By Jose B. Perez, Editor
NAGA CITY – While everyone was rejoicing over the news that the Bicol cities of Legazpi and Naga had been declared by the National Competitiveness Council as the most outstanding and the second most outstanding component cities in the country, respectively, little was it known how the Bicol provinces actually fared in the competitiveness index of the country’s local government units.
This was because while the top ten LGUs (province, highly-urbanized/component cities, and municipalities) have been announced during the awarding ceremonies held last August 9 at the Philippine International Convention Center in Manila, the complete ranking for the provinces, cities and municipalities came out in the NCC website (www.cmindex.org.ph) only very recently, with complete corresponding scores albeit lacking.
3 not 2
And also to our surprise -- because it was not previously fairly played up -- there were actually three cities in Bicol that made it to the elite Top Ten list for most competitive component cities. Iriga City in Camarines Sur was ranked 9th overall, placing 4th in Resiliency, 10th in Economic Dynamism, 13th in Infrastructure Development, and 16th in Economic Dynamism.
Rankings of Cities and Municipalities are based on the sum of their scores on 4 Pillars: Economic Dynamism, Government Efficiency, Infrastructure, and Resiliency.
NCC said provincial rankings are based on population and income weighted average of the Overall scores of cities and municipalities under a province, which partly explains why Camarines Sur and Albay have at least landed in the Top 50 ranking of all provinces in the country. Suffice it to say, Camarines Sur has at least two cities in the Top Ten list while Albay has one.
The provincial ranking was topped by Rizal, followed by Laguna, and Davao del Norte in that receding order.
Camarines Sur was ranked 24th overall, Albay 29th, Camarines Norte 55th, Sorsogon 68th, and Masbate 72nd. The island province of Catanduanes was not even mentioned in the Top 100 list.
Among the municipalities, none of the First and Second Class Municipalities in Bicol made it to the Top 100, except for Polangui, Albay which was ranked 46th. Looking back, Daet in Camarines Norte made it as the No. 1 First Class Municipality about five years ago. It never came back, not even in the Top 20 or Top 100 list, after that.
In the 3rd to 6th Class Municipality category, Tigaon and Bato in Camarines Sur were ranked 21st and 32nd, respectively. Nothing more followed.
Bicol, which hit the highest inflation rate in August -- 9% against the national average of 6.4% -- is among the poorest regions in the country. Its upside, however, is that 3 of its 7 component cities made it to this year’s Top 10 ranking.

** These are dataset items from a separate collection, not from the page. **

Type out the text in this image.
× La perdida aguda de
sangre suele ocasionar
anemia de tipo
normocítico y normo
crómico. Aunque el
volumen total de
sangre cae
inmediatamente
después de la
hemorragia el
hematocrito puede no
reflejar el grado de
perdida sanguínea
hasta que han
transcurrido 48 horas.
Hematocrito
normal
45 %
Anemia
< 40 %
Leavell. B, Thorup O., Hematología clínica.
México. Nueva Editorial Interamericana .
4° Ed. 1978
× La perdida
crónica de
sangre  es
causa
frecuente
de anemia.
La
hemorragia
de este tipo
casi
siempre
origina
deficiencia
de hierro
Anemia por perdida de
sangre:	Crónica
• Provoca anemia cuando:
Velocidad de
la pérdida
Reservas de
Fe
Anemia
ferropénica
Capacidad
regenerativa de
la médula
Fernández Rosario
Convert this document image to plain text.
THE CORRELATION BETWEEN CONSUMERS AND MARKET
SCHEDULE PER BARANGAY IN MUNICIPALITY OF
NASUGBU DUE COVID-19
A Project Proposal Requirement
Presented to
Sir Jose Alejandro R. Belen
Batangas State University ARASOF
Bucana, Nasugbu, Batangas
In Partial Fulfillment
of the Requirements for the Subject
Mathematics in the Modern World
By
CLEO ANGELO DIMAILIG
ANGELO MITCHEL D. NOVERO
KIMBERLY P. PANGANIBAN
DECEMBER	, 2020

The LGU competitiveness ranking by the NCC adopted the framework developed by Michael Porter, which is also being used in a number of global surveys on competitiveness.
Porter’s definition of competitiveness focused on the idea of productivity. Productivity is defined as output per unit of input. Effectively, it attempts to measure how many final products can be produced using a limited number of inputs. Productivity also requires that efficient outputs command value in the local up to the global marketplace. Porter defines competitiveness as based on location and is essentially the productivity that companies located there can achieve (Porter,2004). He explains location as a country’s underlying source of its resources and productivity as how the country uses these resources. Using the same lens, local competitiveness is how a city or municipality knows its resources and how it uses these to improve its standard of living.
Naga vs Legazpi
Meanwhile, the NCC has to explain why Legazpi topped Naga in the latest component city ranking while the latter outranked the former in 3 of the 4 pillars of competitiveness used in the overall ranking.
According to the summary of rankings but where corresponding actual scores were not yet made available on the aforementioned website as of this reporting period, Naga came first in Economic Dynamism where Legazpi was second. Moreover, Naga was 9th in Government Efficiency where Legazpi was 14th, and Naga was ranked 6th in Resiliency where Legazpi was 16th.
It was only in Infrastructure category that Legazpi was ranked No. 1 where Naga was No. 2.
When queried by this reporter, a source from the Regional Competitiveness Committee of the NCC hinted that Legazpi may have outrun Naga in the over-all scoring. Unfortunately, such scores have not yet been made available by the NCC website – they were simply marked “N/A” or “No data available on table” as of the moment – even as the glitter that attended the awarding ceremonies held last month had long settled.